Andréa Mascarenhas
Tenho
refletido sobre o conceito de limites e em escrever de forma descomplicada sobre o tema, a fim de apontar
dicas práticas de como os limites, tão necessários em nossa convivência, podem
ser cultivados passo a passo na infância; e, principalmente, com a intenção de
provocar uma reflexão a respeito da equivocada relação que muitas pessoas fazem
entre punição e limites.
Muitos
pais e mães, ainda que tão afetuosos, temem que seus filhos fiquem “malcriados”
e, assim, deixam de dar-lhes acolhimento, em situações de conflito; evitam
qualquer conexão amorosa com eles, por medo de estarem oferecendo excesso de
afeto, de contato físico e de interação. Na "hora de dar limites” abrem a carranca,
fecham os braços, negam contato.
Qual
seria a “hora de dar limites”, na concepção de muitos pais? A hora da
repreensão? Seria a hora do ‘não’? A hora de apontar alguma necessária
consequência?
Já
direi aonde quero chegar...
Há
pais que separam a relação com os filhos em dois grandes momentos: Momento da
interação amorosa x Momento do limite.
Pode
ser que o caro leitor, certamente um pai ou uma mãe, esteja se perguntando se,
de fato, não há esses dois grandes momentos.
Convido-o
a pensar no conceito e no significado do termo ‘limite’, essa ‘coisa’ tão
ansiosamente tentada pelos pais e tão aclamada pela sociedade (“Essa juventude
de hoje precisa de limites”; “Esses meninos de hoje não tiveram limites”...).
Pensando em significados cabíveis ao termo ‘limites’, destaco “linha de
demarcação; extremo, fim; ponto que não se deve ultrapassar.” Utilizando-me
deles, questiono: Por que limites seriam estabelecidos como punições? Parece-me
que a punição seria algo exatamente contrário a limite, já que punir não implica em orientação
à “linha”, ao “ponto”; não ensina a empatia, não ensina o respeito e não ensina
a resolver problemas.
Quero mencionar um fato que ocorreu ao meu bebê,
quando tinha apenas 11 meses de idade. Peço que não interpretem o exemplo como se um
bebê com menos de 1 aninho fosse capaz de compreender limites. Percebam como um
exemplo de perseverança, atenção, cuidado e empatia, elementos necessários à compreensão dos
limites.
Quando, ainda em seus
primeiros passinhos, meu pequeno jogava-se pelo chão à procura de espaços a
explorar, ele se apaixonou por uma gaveta de seu guarda-roupa. Eu retirei dela
qualquer coisa que pudesse machucá-lo e deixei apenas alguns
brinquedos e umas fraldas descartáveis que ele adorava mexer.

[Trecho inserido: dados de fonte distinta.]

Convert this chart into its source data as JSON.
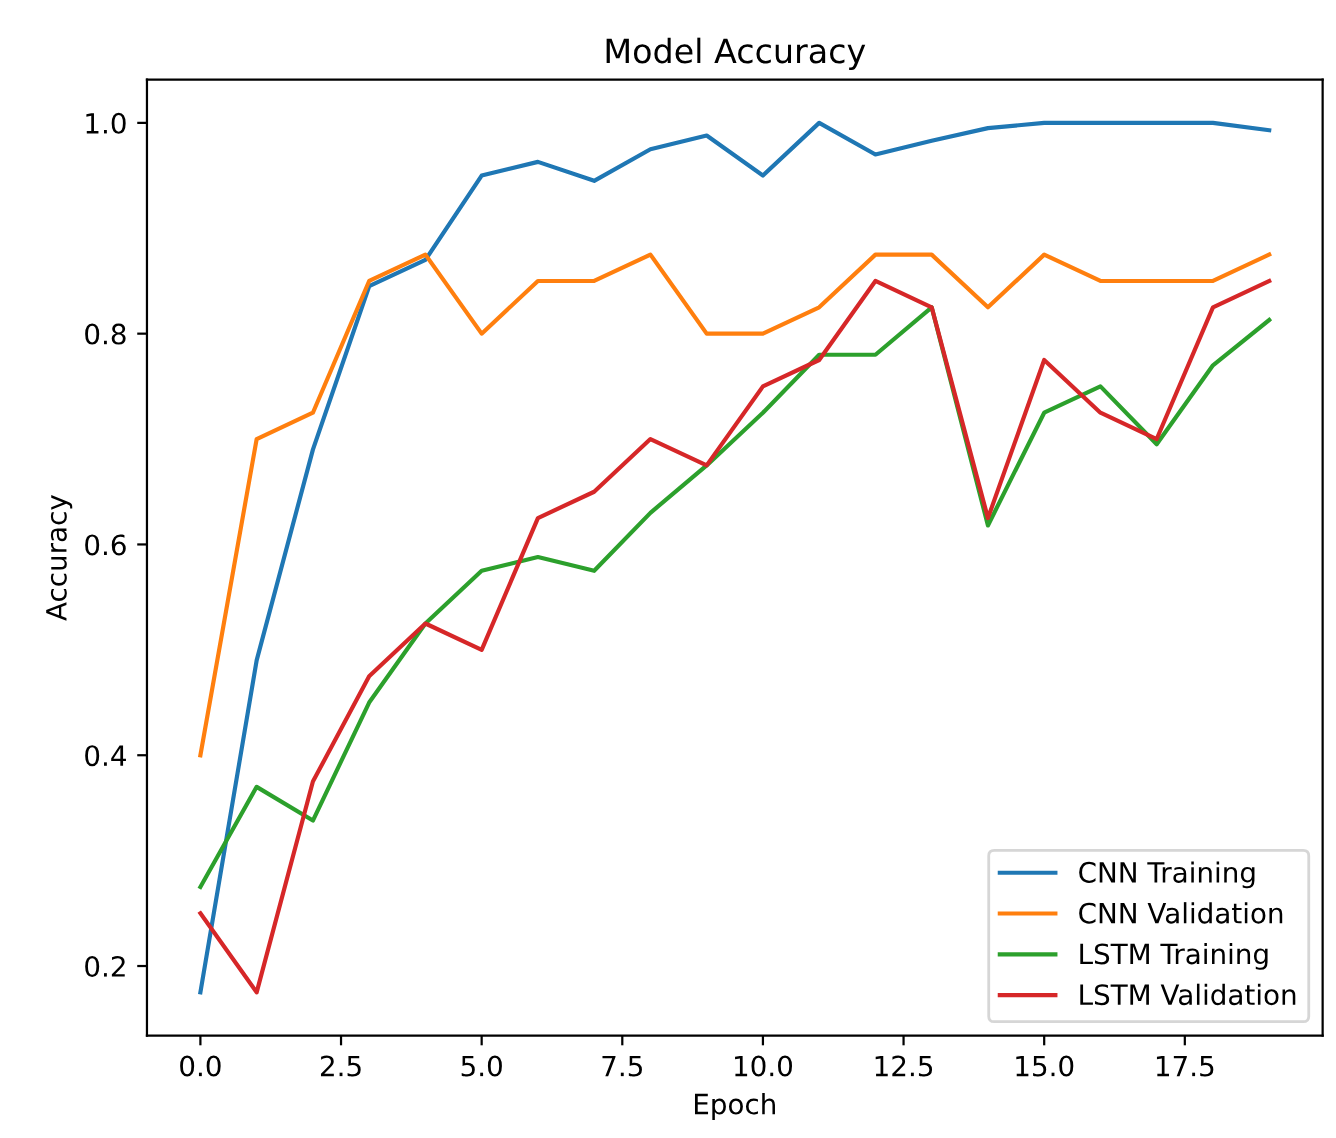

Mas meu pequeno menino não gostava apenas de
mexer no conteúdo da gaveta, ele (assim como todos os bebês), adorava abrir e
fechar gavetas.
Então acabava por prender os dedinhos quando, feliz da vida, ia fechar essa gaveta. Eu
ficava com enorme sentimento de culpa, acariciava seus dedinhos e ficava ali, para
impedi-lo de se machucar de novo. Para não precisar ficar vigiando-o de tão perto,
acabei por colocar uma almofada no canto esquerdo da gaveta e, assim, quando ele ia fechá-la, não se
machucava, pois a
almofada impedia que a gaveta se fechasse por completo...

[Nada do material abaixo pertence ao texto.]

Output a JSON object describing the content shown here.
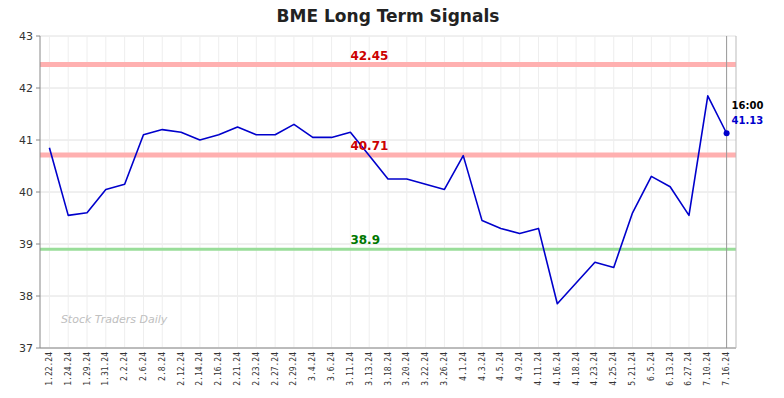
{
  "chart_data": {
    "type": "line",
    "title": "BME Long Term Signals",
    "categories": [
      "1.22.24",
      "1.24.24",
      "1.29.24",
      "1.31.24",
      "2.2.24",
      "2.6.24",
      "2.8.24",
      "2.12.24",
      "2.14.24",
      "2.16.24",
      "2.21.24",
      "2.23.24",
      "2.27.24",
      "2.29.24",
      "3.4.24",
      "3.6.24",
      "3.11.24",
      "3.13.24",
      "3.18.24",
      "3.20.24",
      "3.22.24",
      "3.26.24",
      "4.1.24",
      "4.3.24",
      "4.5.24",
      "4.9.24",
      "4.11.24",
      "4.16.24",
      "4.18.24",
      "4.23.24",
      "4.25.24",
      "5.21.24",
      "6.5.24",
      "6.13.24",
      "6.27.24",
      "7.10.24",
      "7.16.24"
    ],
    "values": [
      40.85,
      39.55,
      39.6,
      40.05,
      40.15,
      41.1,
      41.2,
      41.15,
      41.0,
      41.1,
      41.25,
      41.1,
      41.1,
      41.3,
      41.05,
      41.05,
      41.15,
      40.7,
      40.25,
      40.25,
      40.15,
      40.05,
      40.7,
      39.45,
      39.3,
      39.2,
      39.3,
      37.85,
      38.25,
      38.65,
      38.55,
      39.6,
      40.3,
      40.1,
      39.55,
      41.85,
      41.13
    ],
    "color": "#0000cc",
    "ylim": [
      37,
      43
    ],
    "yticks": [
      37,
      38,
      39,
      40,
      41,
      42,
      43
    ],
    "grid": true,
    "reference_lines": [
      {
        "value": 42.45,
        "label": "42.45",
        "color": "#ffb0b0",
        "label_color": "#cc0000"
      },
      {
        "value": 40.71,
        "label": "40.71",
        "color": "#ffb0b0",
        "label_color": "#cc0000"
      },
      {
        "value": 38.9,
        "label": "38.9",
        "color": "#99dd99",
        "label_color": "#007700"
      }
    ],
    "last_point": {
      "value": 41.13,
      "label": "16:00"
    },
    "watermark": "Stock Traders Daily"
  }
}
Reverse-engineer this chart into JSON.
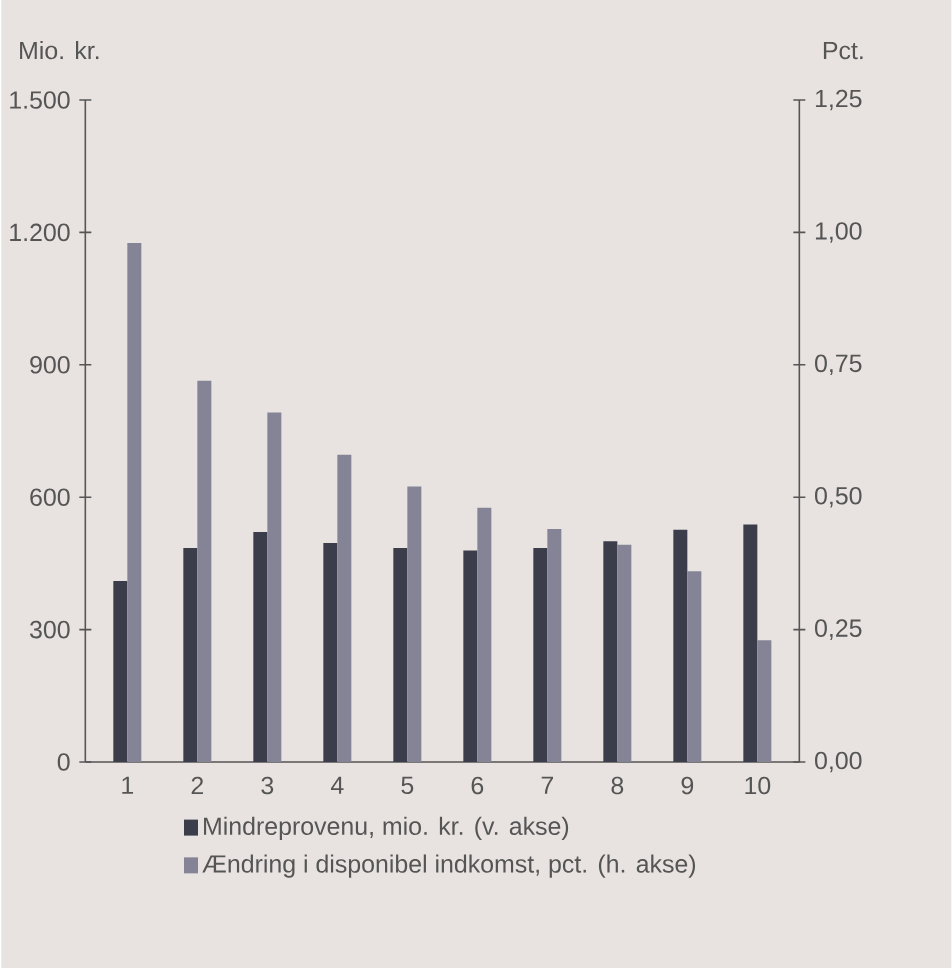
{
  "chart_data": {
    "type": "bar",
    "categories": [
      "1",
      "2",
      "3",
      "4",
      "5",
      "6",
      "7",
      "8",
      "9",
      "10"
    ],
    "series": [
      {
        "name": "Mindreprovenu, mio. kr. (v. akse)",
        "color": "#3c3d4b",
        "axis": "y",
        "values": [
          410,
          485,
          521,
          496,
          485,
          479,
          485,
          500,
          526,
          538
        ]
      },
      {
        "name": "Ændring i disponibel indkomst, pct. (h. akse)",
        "color": "#858497",
        "axis": "y2",
        "values": [
          0.98,
          0.72,
          0.66,
          0.58,
          0.52,
          0.48,
          0.44,
          0.41,
          0.36,
          0.23
        ]
      }
    ],
    "ylabel": "Mio. kr.",
    "y2label": "Pct.",
    "ylim": [
      0,
      1500
    ],
    "yticks": [
      0,
      300,
      600,
      900,
      {
        "value": 1200,
        "label": "1.200"
      },
      {
        "value": 1500,
        "label": "1.500"
      }
    ],
    "y2lim": [
      0,
      1.25
    ],
    "y2ticks": [
      {
        "value": 0,
        "label": "0,00"
      },
      {
        "value": 0.25,
        "label": "0,25"
      },
      {
        "value": 0.5,
        "label": "0,50"
      },
      {
        "value": 0.75,
        "label": "0,75"
      },
      {
        "value": 1.0,
        "label": "1,00"
      },
      {
        "value": 1.25,
        "label": "1,25"
      }
    ],
    "legend": "bottom"
  }
}
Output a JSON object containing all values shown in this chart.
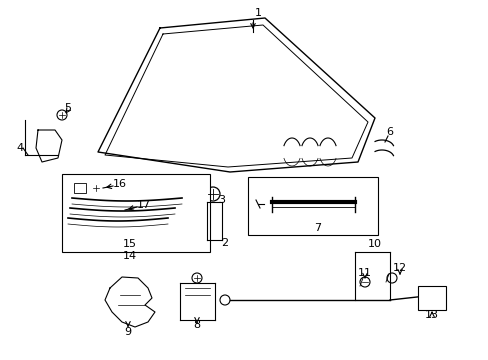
{
  "bg_color": "#ffffff",
  "line_color": "#000000",
  "figsize": [
    4.89,
    3.6
  ],
  "dpi": 100
}
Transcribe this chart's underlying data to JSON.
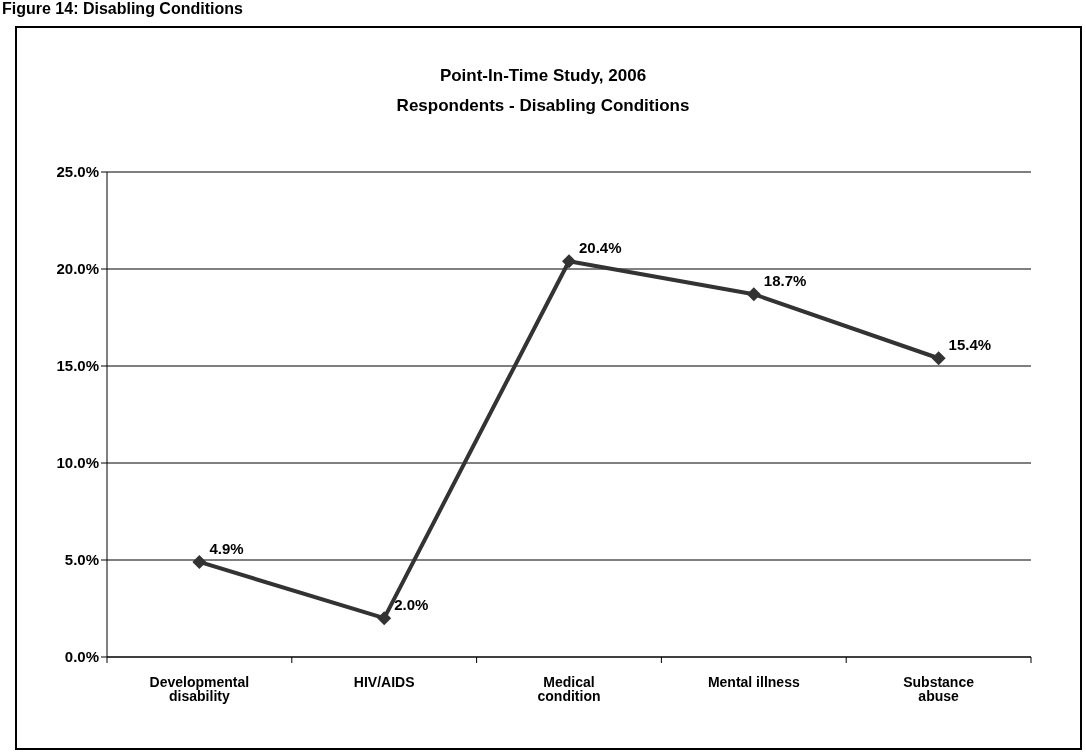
{
  "chart_data": {
    "type": "line",
    "title": "Point-In-Time Study, 2006\nRespondents - Disabling Conditions",
    "annotations": [
      "Figure 14: Disabling Conditions"
    ],
    "categories": [
      "Developmental disability",
      "HIV/AIDS",
      "Medical condition",
      "Mental illness",
      "Substance abuse"
    ],
    "series": [
      {
        "color": "#333333",
        "values": [
          4.9,
          2.0,
          20.4,
          18.7,
          15.4
        ],
        "value_labels": [
          "4.9%",
          "2.0%",
          "20.4%",
          "18.7%",
          "15.4%"
        ]
      }
    ],
    "ylim": [
      0,
      25
    ],
    "yticks": [
      {
        "value": 0,
        "label": "0.0%"
      },
      {
        "value": 5,
        "label": "5.0%"
      },
      {
        "value": 10,
        "label": "10.0%"
      },
      {
        "value": 15,
        "label": "15.0%"
      },
      {
        "value": 20,
        "label": "20.0%"
      },
      {
        "value": 25,
        "label": "25.0%"
      }
    ],
    "grid": "y",
    "legend": false,
    "marker": "diamond",
    "line_style": "solid"
  }
}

Não duvido que alguém ao ler
este episódio esteja me intitulando de
‘mãe superprotetora’. Talvez as mesmas mães que, na ânsia
de impor limites e querendo criar o filho da forma mais correta possível,
deixariam o bebê bater os dedinhos por várias e várias vezes “até ele aprender que não se
mexe em gavetas...” Porém quero dizer-lhe que uma criança não precisa passar pela dor para aprender limites. Mas esse é assunto para outro
texto.
Passados alguns dias, eu me esqueci de colocar a
almofadinha milagrosa e... vocês já podem imaginar o que aconteceu, não é? Ele
prendeu novamente os dedinhos
e
se machucou mais ainda, devido às minhas atitudes de “superproteção”
anteriores?
Em aproximadamente 40 vezes
que contei esse exemplo, em palestras
sobre educação não violenta, 99% das mães responderam morrendo de dó: “Oh...

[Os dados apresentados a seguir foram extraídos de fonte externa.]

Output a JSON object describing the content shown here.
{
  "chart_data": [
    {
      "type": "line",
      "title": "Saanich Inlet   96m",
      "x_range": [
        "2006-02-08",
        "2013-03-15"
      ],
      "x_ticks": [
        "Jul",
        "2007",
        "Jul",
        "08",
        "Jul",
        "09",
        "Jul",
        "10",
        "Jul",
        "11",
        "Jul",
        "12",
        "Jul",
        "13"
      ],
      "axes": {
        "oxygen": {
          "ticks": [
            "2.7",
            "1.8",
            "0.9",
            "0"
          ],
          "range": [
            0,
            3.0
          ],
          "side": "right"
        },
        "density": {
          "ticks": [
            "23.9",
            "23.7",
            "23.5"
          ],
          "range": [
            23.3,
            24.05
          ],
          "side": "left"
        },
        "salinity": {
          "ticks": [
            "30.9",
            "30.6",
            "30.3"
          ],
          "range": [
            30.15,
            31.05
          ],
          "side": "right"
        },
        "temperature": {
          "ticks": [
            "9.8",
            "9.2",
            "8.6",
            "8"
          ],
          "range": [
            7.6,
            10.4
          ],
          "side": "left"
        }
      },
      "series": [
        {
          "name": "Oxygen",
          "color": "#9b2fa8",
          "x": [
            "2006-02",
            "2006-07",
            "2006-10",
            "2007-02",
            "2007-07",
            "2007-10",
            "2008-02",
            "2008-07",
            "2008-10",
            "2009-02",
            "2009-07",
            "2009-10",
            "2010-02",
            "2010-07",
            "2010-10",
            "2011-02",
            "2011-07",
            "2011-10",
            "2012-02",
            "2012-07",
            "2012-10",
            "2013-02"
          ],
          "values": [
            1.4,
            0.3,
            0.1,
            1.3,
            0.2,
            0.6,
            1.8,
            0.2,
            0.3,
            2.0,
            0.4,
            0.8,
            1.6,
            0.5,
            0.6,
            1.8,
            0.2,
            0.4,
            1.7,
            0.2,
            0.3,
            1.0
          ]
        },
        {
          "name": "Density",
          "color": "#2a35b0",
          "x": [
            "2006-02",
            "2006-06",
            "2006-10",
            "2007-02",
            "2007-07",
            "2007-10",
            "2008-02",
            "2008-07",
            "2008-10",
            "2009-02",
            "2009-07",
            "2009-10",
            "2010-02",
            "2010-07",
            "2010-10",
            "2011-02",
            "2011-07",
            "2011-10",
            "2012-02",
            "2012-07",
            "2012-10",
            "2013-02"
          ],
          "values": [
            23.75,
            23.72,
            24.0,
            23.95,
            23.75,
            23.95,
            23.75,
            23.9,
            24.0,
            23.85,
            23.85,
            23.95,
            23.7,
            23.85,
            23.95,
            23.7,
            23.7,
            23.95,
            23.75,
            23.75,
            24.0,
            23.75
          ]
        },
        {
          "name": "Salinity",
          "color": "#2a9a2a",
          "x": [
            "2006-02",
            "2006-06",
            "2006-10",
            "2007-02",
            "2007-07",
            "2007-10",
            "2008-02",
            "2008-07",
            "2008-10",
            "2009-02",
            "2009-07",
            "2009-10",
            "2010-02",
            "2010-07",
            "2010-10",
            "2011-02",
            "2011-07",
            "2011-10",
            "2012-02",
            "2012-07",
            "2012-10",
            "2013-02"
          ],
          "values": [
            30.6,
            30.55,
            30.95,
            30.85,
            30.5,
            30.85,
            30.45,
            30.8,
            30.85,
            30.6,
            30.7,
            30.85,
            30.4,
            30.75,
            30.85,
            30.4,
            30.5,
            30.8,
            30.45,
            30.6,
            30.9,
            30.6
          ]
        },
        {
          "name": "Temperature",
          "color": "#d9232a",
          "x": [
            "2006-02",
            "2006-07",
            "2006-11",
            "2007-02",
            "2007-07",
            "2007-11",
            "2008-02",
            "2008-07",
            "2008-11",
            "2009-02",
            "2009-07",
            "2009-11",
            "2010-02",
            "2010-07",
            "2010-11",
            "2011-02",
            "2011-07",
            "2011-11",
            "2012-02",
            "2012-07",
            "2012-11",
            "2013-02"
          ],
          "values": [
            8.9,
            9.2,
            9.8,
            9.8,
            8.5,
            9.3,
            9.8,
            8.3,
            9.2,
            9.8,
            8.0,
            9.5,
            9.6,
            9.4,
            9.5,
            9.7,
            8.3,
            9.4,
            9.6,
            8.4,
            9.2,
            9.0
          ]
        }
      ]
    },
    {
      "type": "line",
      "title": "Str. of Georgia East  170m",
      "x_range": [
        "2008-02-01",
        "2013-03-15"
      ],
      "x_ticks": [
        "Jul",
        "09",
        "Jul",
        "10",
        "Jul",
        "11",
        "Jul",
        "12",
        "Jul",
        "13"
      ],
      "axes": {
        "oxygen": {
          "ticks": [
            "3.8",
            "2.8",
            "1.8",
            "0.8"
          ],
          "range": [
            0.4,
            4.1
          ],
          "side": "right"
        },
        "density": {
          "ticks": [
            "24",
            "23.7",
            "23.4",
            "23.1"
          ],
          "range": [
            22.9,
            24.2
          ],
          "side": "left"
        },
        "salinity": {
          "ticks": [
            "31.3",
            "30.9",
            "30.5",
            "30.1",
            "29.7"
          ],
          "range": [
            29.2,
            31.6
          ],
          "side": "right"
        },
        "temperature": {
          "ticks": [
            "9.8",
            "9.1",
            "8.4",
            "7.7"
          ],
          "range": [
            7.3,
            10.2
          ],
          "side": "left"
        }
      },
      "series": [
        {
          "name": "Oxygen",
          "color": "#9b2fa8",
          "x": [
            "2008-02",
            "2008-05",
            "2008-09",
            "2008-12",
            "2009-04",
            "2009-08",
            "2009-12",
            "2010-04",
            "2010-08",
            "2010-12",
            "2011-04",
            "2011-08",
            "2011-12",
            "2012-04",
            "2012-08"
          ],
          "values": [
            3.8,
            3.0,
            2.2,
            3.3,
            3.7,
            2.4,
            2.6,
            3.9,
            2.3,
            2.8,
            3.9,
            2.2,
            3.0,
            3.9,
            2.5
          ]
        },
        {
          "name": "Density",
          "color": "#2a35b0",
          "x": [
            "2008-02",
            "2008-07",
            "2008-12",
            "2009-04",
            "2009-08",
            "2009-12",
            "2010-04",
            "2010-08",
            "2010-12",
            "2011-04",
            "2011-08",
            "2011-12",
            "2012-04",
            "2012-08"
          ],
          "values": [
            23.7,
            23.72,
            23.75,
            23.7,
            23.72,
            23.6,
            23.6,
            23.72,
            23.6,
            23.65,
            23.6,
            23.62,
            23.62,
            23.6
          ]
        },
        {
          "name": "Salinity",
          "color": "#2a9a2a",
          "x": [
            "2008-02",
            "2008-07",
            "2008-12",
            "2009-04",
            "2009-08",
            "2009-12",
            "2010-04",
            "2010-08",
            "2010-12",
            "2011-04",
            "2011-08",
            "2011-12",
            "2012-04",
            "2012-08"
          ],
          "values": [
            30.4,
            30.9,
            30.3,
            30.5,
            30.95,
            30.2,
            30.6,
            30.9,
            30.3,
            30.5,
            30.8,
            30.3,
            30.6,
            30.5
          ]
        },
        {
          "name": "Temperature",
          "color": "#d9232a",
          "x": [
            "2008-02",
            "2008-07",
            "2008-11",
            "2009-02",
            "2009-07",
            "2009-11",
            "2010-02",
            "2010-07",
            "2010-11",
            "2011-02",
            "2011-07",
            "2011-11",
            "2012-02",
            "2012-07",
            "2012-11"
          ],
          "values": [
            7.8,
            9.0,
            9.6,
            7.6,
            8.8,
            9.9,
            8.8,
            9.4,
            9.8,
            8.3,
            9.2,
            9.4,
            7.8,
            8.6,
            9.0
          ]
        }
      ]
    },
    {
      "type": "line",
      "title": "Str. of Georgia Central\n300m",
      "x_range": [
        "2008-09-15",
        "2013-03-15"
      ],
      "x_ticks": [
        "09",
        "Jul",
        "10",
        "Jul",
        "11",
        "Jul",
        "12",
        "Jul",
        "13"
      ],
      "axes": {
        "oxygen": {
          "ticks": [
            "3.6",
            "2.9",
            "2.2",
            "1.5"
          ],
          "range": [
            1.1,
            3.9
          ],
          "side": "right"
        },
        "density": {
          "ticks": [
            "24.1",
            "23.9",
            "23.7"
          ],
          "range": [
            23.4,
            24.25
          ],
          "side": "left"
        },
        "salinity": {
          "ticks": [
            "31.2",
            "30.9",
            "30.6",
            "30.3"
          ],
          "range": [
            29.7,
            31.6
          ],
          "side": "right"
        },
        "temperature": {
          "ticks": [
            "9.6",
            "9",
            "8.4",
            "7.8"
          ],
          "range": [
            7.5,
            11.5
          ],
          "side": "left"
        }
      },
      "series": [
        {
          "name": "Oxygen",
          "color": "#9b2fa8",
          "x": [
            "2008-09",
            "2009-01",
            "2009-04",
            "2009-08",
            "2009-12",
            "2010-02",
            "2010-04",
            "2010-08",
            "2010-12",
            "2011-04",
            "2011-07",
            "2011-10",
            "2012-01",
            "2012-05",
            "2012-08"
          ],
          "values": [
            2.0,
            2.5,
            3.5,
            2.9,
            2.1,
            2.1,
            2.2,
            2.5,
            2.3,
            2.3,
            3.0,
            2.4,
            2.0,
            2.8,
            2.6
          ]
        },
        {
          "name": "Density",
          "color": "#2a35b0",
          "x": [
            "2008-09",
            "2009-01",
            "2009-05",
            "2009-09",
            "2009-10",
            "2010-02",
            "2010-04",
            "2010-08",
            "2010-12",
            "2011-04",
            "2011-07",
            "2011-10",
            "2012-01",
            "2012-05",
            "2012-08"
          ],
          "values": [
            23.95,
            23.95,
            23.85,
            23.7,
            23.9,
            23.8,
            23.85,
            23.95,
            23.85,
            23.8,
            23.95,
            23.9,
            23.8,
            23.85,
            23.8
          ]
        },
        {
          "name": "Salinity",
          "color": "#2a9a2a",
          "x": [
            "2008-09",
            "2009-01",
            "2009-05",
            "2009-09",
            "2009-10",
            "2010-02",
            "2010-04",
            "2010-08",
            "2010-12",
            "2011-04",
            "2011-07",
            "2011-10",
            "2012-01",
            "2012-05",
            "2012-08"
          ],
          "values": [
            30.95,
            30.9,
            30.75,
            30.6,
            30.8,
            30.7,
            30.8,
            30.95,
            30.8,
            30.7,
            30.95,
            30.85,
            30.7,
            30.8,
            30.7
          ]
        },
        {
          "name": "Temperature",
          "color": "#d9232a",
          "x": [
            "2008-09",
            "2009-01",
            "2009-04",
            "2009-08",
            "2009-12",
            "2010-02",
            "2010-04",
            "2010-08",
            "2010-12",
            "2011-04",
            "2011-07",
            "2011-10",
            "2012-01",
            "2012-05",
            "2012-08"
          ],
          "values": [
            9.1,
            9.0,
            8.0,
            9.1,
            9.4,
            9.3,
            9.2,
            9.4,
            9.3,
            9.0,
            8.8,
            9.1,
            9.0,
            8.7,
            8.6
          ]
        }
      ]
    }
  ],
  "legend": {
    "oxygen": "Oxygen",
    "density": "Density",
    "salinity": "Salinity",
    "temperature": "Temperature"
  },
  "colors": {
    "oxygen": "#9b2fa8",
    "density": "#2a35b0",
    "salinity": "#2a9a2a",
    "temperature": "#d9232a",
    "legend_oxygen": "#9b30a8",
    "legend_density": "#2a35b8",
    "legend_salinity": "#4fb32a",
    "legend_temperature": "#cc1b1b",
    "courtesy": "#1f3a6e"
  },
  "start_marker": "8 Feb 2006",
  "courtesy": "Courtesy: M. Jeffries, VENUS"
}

Prendeu os dedinhos novamente...” Porém quero te contar que não. O meu pequeno
não machucou os dedinhos, sabe por quê? Por que eu usei de uma estratégia de proteção
que também estava orientando-o a compreender seus limites e, magicamente, eu o
ensinei até aonde poderia ir a sua mãozinha, pois a gaveta, a partir desse dia,
ainda que não houvesse almofada, só
era fechada até aonde ia quando estava com ela.
Voltando ao conceito de
limites, podemos ver no exemplo a “linha
de demarcação, o extremo, o fim, o ponto que não se deve ultrapassar”?
Sentimos falta de alguma coisa negativo-punitiva
nessa “demarcação”? Que elementos estiveram presentes nesse
exemplo? Podemos notar “limites” estabelecidos pela presença, empatia,
carinho, proteção, acolhimento?
Eu apenas permiti ao meu
filho aprender da forma oportuna, como uma criança tão nova pode “aprender”;
pois nunca um bebê de 11 meses seria capaz de compreender palavras como: “Na
hora de fechar a gaveta, observe o limite para não machucar as mãos”, ou: “Não
mexe nessa gaveta que ela pode
te
machucar, menino!”.
Não estou dizendo com isso
que algo negativo jamais
deva acontecer na caminhada em direção aos limites. Há que se compreender as
fases por que passam as crianças e adotar práticas que as levem à construção de
seus próprios limites, orientando-as de acordo com a capacidade de compreensão de cada uma.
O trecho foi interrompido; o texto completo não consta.